How can you tell that the Clintons’ time of running the Democratic Party as their personal syndicate is finally coming to an end? Donna Brazile made the first cracks in the wall, but Clinton minions still came swooping down to trash her and patch over the cracks with spin and excuses. But now, the big wrecking ball may be starting to swing. Liberal media commentators and outlets such as the New York Times are at long last admitting that the women who made accusations of sexual harassment and abuse against Bill Clinton perhaps deserved to be listened to. Especially Juanita Broaddrick, who has never wavered in her account of being the victim of violent rape, yet has been ignored and dismissed for years.
Throughout the 2016 campaign, Hillary ran as a champion of women who claimed that all sex abuse accusers deserve to be believed. Yet on the rare occasions when anyone dared bring up her husband’s accusers and her part in smearing and discrediting them, she airily dismissed those accusations as ancient history that had been “litigated” long ago (I’m aware of only one that got as far as litigation, Paula Jones’; and despite partisans’ claims that she was lying, she received an $850,000 settlement.)

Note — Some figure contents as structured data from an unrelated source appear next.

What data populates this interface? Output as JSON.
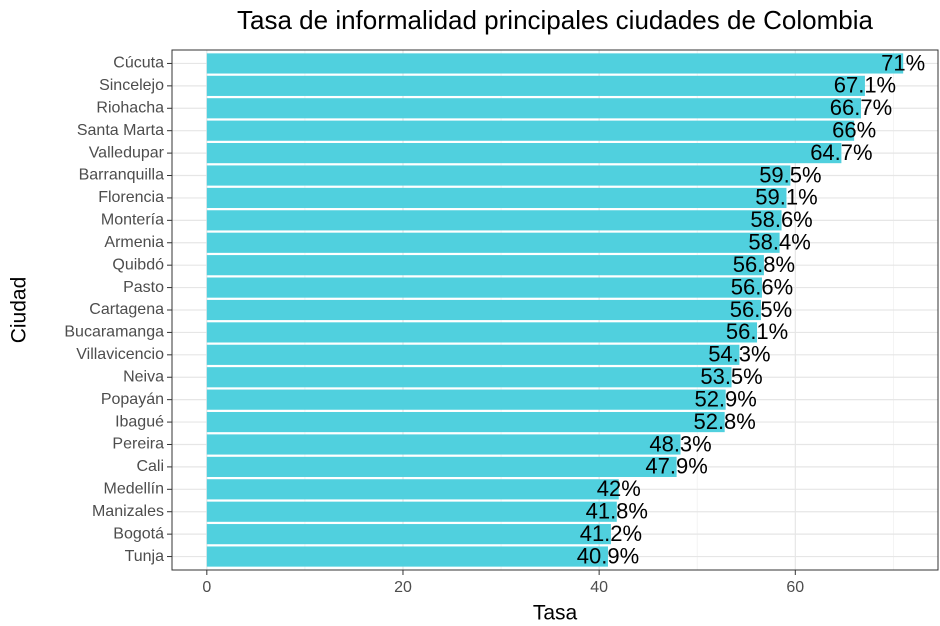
{
  "chart_data": {
    "type": "bar",
    "orientation": "horizontal",
    "title": "Tasa de informalidad principales ciudades de Colombia",
    "x_label": "Tasa",
    "y_label": "Ciudad",
    "categories": [
      "Cúcuta",
      "Sincelejo",
      "Riohacha",
      "Santa Marta",
      "Valledupar",
      "Barranquilla",
      "Florencia",
      "Montería",
      "Armenia",
      "Quibdó",
      "Pasto",
      "Cartagena",
      "Bucaramanga",
      "Villavicencio",
      "Neiva",
      "Popayán",
      "Ibagué",
      "Pereira",
      "Cali",
      "Medellín",
      "Manizales",
      "Bogotá",
      "Tunja"
    ],
    "values": [
      71,
      67.1,
      66.7,
      66,
      64.7,
      59.5,
      59.1,
      58.6,
      58.4,
      56.8,
      56.6,
      56.5,
      56.1,
      54.3,
      53.5,
      52.9,
      52.8,
      48.3,
      47.9,
      42,
      41.8,
      41.2,
      40.9
    ],
    "value_labels": [
      "71%",
      "67.1%",
      "66.7%",
      "66%",
      "64.7%",
      "59.5%",
      "59.1%",
      "58.6%",
      "58.4%",
      "56.8%",
      "56.6%",
      "56.5%",
      "56.1%",
      "54.3%",
      "53.5%",
      "52.9%",
      "52.8%",
      "48.3%",
      "47.9%",
      "42%",
      "41.8%",
      "41.2%",
      "40.9%"
    ],
    "color": "#50d0de",
    "xlim": [
      -3.55,
      74.55
    ],
    "xticks": [
      0,
      20,
      40,
      60
    ],
    "x_minor_ticks": [
      10,
      30,
      50,
      70
    ],
    "grid": true
  }
}
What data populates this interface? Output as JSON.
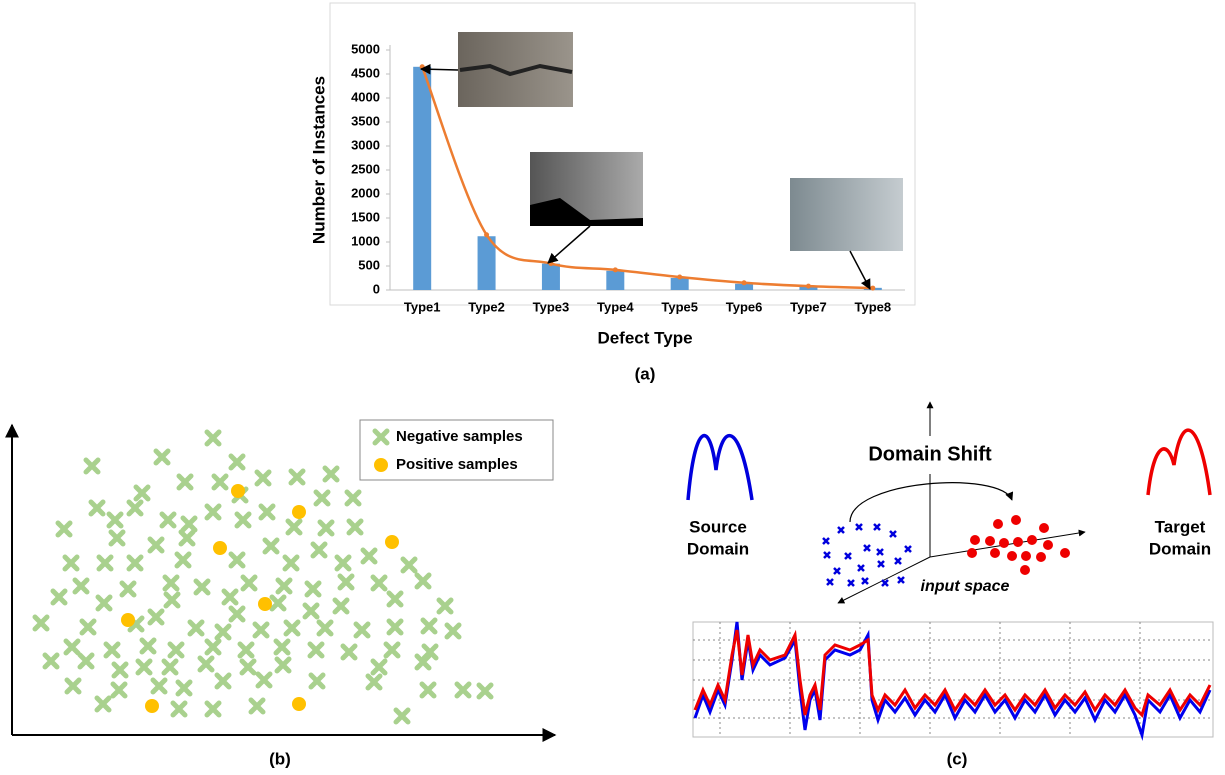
{
  "chart_data": [
    {
      "type": "bar",
      "caption": "(a)",
      "xlabel": "Defect Type",
      "ylabel": "Number of Instances",
      "categories": [
        "Type1",
        "Type2",
        "Type3",
        "Type4",
        "Type5",
        "Type6",
        "Type7",
        "Type8"
      ],
      "series": [
        {
          "type": "bar",
          "color": "#5b9bd5",
          "values": [
            4650,
            1120,
            550,
            400,
            250,
            130,
            75,
            45
          ]
        },
        {
          "type": "line",
          "color": "#ed7d31",
          "values": [
            4650,
            1150,
            550,
            420,
            270,
            150,
            80,
            40
          ]
        }
      ],
      "ylim": [
        0,
        5000
      ],
      "yticks": [
        0,
        500,
        1000,
        1500,
        2000,
        2500,
        3000,
        3500,
        4000,
        4500,
        5000
      ]
    },
    {
      "type": "scatter",
      "caption": "(b)",
      "legend": "top-right",
      "xlim": [
        12,
        555
      ],
      "ylim": [
        735,
        425
      ],
      "series": [
        {
          "name": "Negative samples",
          "color": "#a9d18e",
          "marker": "x",
          "x": [
            213,
            162,
            237,
            92,
            185,
            220,
            263,
            297,
            331,
            142,
            240,
            322,
            97,
            135,
            213,
            267,
            353,
            64,
            115,
            168,
            189,
            243,
            294,
            355,
            117,
            156,
            187,
            271,
            326,
            71,
            105,
            135,
            183,
            237,
            291,
            319,
            369,
            409,
            343,
            81,
            128,
            171,
            202,
            249,
            284,
            313,
            346,
            379,
            423,
            59,
            104,
            156,
            172,
            230,
            278,
            311,
            341,
            395,
            445,
            41,
            88,
            136,
            196,
            237,
            223,
            261,
            292,
            325,
            362,
            395,
            429,
            453,
            72,
            112,
            148,
            176,
            213,
            246,
            282,
            316,
            349,
            392,
            430,
            51,
            86,
            120,
            144,
            170,
            206,
            248,
            283,
            379,
            423,
            73,
            119,
            159,
            184,
            223,
            264,
            317,
            374,
            428,
            463,
            485,
            103,
            179,
            213,
            257,
            402
          ],
          "y": [
            438,
            457,
            462,
            466,
            482,
            482,
            478,
            477,
            474,
            493,
            495,
            498,
            508,
            508,
            512,
            512,
            498,
            529,
            520,
            520,
            524,
            520,
            527,
            527,
            538,
            545,
            538,
            546,
            528,
            563,
            563,
            563,
            560,
            560,
            563,
            550,
            556,
            565,
            563,
            586,
            589,
            583,
            587,
            583,
            586,
            589,
            582,
            583,
            581,
            597,
            603,
            617,
            600,
            597,
            603,
            611,
            606,
            599,
            606,
            623,
            627,
            624,
            628,
            614,
            632,
            630,
            628,
            628,
            630,
            627,
            626,
            631,
            647,
            650,
            646,
            650,
            647,
            650,
            647,
            650,
            652,
            650,
            652,
            661,
            661,
            670,
            667,
            667,
            664,
            667,
            665,
            667,
            662,
            686,
            690,
            686,
            688,
            681,
            680,
            681,
            682,
            690,
            690,
            691,
            704,
            709,
            709,
            706,
            716
          ]
        },
        {
          "name": "Positive samples",
          "color": "#ffc000",
          "marker": "o",
          "x": [
            238,
            299,
            220,
            392,
            265,
            128,
            152,
            299
          ],
          "y": [
            491,
            512,
            548,
            542,
            604,
            620,
            706,
            704
          ]
        }
      ]
    }
  ],
  "diagram": {
    "caption": "(c)",
    "shift": "Domain Shift",
    "source": [
      "Source",
      "Domain"
    ],
    "target": [
      "Target",
      "Domain"
    ],
    "space": "input space"
  }
}
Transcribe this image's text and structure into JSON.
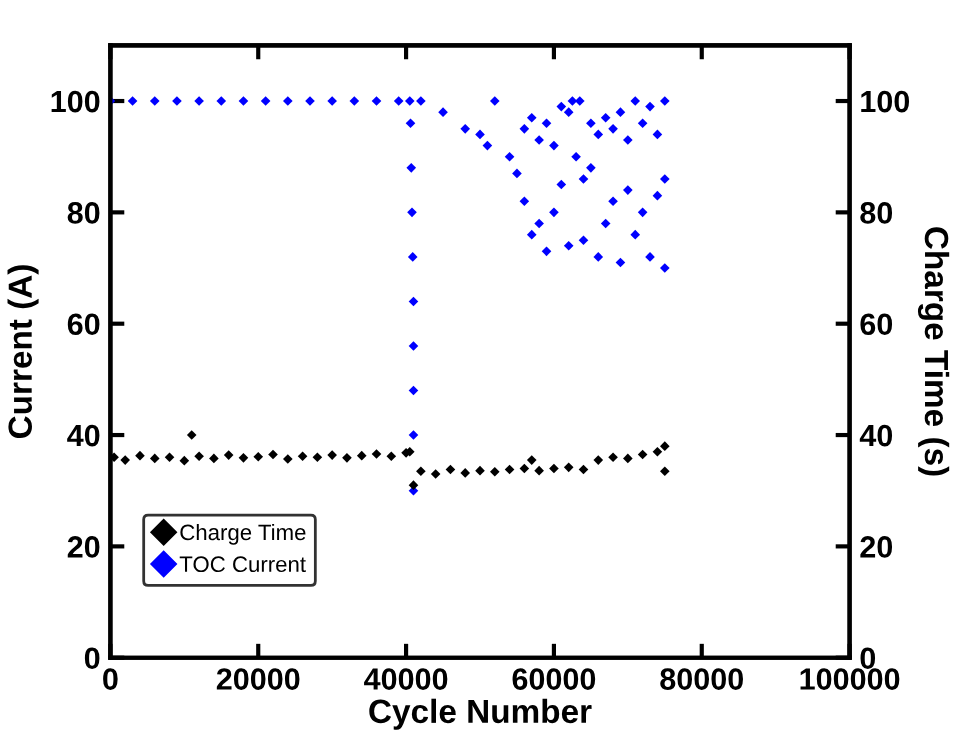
{
  "chart_data": {
    "type": "scatter",
    "xlabel": "Cycle Number",
    "ylabel": "Current (A)",
    "y2label": "Charge Time (s)",
    "xlim": [
      0,
      100000
    ],
    "xticks": [
      0,
      20000,
      40000,
      60000,
      80000,
      100000
    ],
    "ylim": [
      0,
      110
    ],
    "yticks": [
      0,
      20,
      40,
      60,
      80,
      100
    ],
    "y2lim": [
      0,
      110
    ],
    "y2ticks": [
      0,
      20,
      40,
      60,
      80,
      100
    ],
    "marker": "diamond",
    "grid": false,
    "legend": "bottom left",
    "series": [
      {
        "name": "Charge Time",
        "color": "#000000",
        "axis": "y2",
        "x": [
          500,
          2000,
          4000,
          6000,
          8000,
          10000,
          11000,
          12000,
          14000,
          16000,
          18000,
          20000,
          22000,
          24000,
          26000,
          28000,
          30000,
          32000,
          34000,
          36000,
          38000,
          40000,
          40500,
          41000,
          42000,
          44000,
          46000,
          48000,
          50000,
          52000,
          54000,
          56000,
          57000,
          58000,
          60000,
          62000,
          64000,
          66000,
          68000,
          70000,
          72000,
          74000,
          75000,
          75000
        ],
        "values": [
          36,
          35.5,
          36.3,
          35.8,
          36,
          35.4,
          40,
          36.2,
          35.8,
          36.4,
          35.9,
          36.1,
          36.5,
          35.7,
          36.2,
          36,
          36.4,
          35.9,
          36.3,
          36.6,
          36.2,
          36.8,
          37,
          31,
          33.5,
          33,
          33.8,
          33.2,
          33.6,
          33.4,
          33.8,
          34,
          35.5,
          33.6,
          34,
          34.2,
          33.8,
          35.5,
          36,
          35.8,
          36.5,
          37,
          38,
          33.5
        ]
      },
      {
        "name": "TOC Current",
        "color": "#0000ff",
        "x": [
          0,
          3000,
          6000,
          9000,
          12000,
          15000,
          18000,
          21000,
          24000,
          27000,
          30000,
          33000,
          36000,
          39000,
          40500,
          40600,
          40700,
          40800,
          40900,
          41000,
          41000,
          41000,
          41000,
          41000,
          42000,
          45000,
          48000,
          50000,
          51000,
          52000,
          54000,
          55000,
          56000,
          56000,
          57000,
          57000,
          58000,
          58000,
          59000,
          59000,
          60000,
          60000,
          61000,
          61000,
          62000,
          62000,
          62500,
          63000,
          63500,
          64000,
          64000,
          65000,
          65000,
          66000,
          66000,
          67000,
          67000,
          68000,
          68000,
          69000,
          69000,
          70000,
          70000,
          71000,
          71000,
          72000,
          72000,
          73000,
          73000,
          74000,
          74000,
          75000,
          75000,
          75000
        ],
        "values": [
          100,
          100,
          100,
          100,
          100,
          100,
          100,
          100,
          100,
          100,
          100,
          100,
          100,
          100,
          100,
          96,
          88,
          80,
          72,
          64,
          56,
          48,
          40,
          30,
          100,
          98,
          95,
          94,
          92,
          100,
          90,
          87,
          95,
          82,
          97,
          76,
          93,
          78,
          96,
          73,
          92,
          80,
          99,
          85,
          98,
          74,
          100,
          90,
          100,
          86,
          75,
          96,
          88,
          94,
          72,
          97,
          78,
          95,
          82,
          98,
          71,
          93,
          84,
          100,
          76,
          96,
          80,
          99,
          72,
          94,
          83,
          100,
          70,
          86
        ]
      }
    ]
  }
}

Now, the tide seems finally to be turning. Maybe it’s the recent tsunami of sexual abuse allegations that started with Clinton pal/donor Harvey Weinstein (many of them also dating back years), but liberal outlets that have long donned blinders for the Clintons are finally starting to face up to their double standard.
As with the national debt and homeless people, the inconvenient Clinton accusers were ignored by most of the media as long as their favored politicians were in power. When the Republicans are back in power, the homeless and the national debt suddenly become of paramount importance. The shocking news that the New York Times just ran an “I believe Juanita” op-ed may simply mean they've been shamed out of their hypocrisy or it may signal that they sense the Clintons are finally out of power for good (or else they’re moving to prevent a comeback). Also, as Ms Broaddrick tweeted, it signals that “Hell has definitely frozen over.”
Granted, liberal commenters can’t simply admit their complicity over the past quarter century without adding more caveats than a used car sales contract. They spend as many pixels accusing Republicans of exploiting and politicizing the accusations as they do on their own mea culpas (in their world, a Democrat allegedly committing sexual abuse isn’t nearly as bad as a Republican pointing it out.)
Frankly, I don’t want to hear any lectures on hypocrisy from these people. My own view on sexual abuse allegations is, and always has been, that accusers deserve to be heard respectfully, but not necessarily to be believed on face value. Sexual harassment and abuse are terrible things, but so is a false allegation against an innocent person. The accused has a right to defend him/herself (yes, some women are accused of sexual harassment, too), a basic due process right that the left has tried mightily to stamp out on college campuses. That holds regardless of party: I endorsed Roy Moore, and I think he has a right to defend himself. But I also said on day one that if the charges are true, he should have the integrity to admit it and step aside. I didn’t call for circling the wagons and attacking the accusers, which has been the MO of the Clinton machine since they were my predecessors in Arkansas.
The long-overdue admission that Juanita Brodderick deserves to be heard may mark more than a change in attitudes about allegations of sexual abuse by the powerful. It may finally signal the end of the media turning a blind eye to the Clintons’ disregard for the rules that govern the rest of us. If so, it may also be the beginning of the death knell of the Clinton era, not to mention a bad omen for Hillary if the Justice Department finally lives up to its name and conducts a real, kangaroo-free investigation of her term as Secretary of State.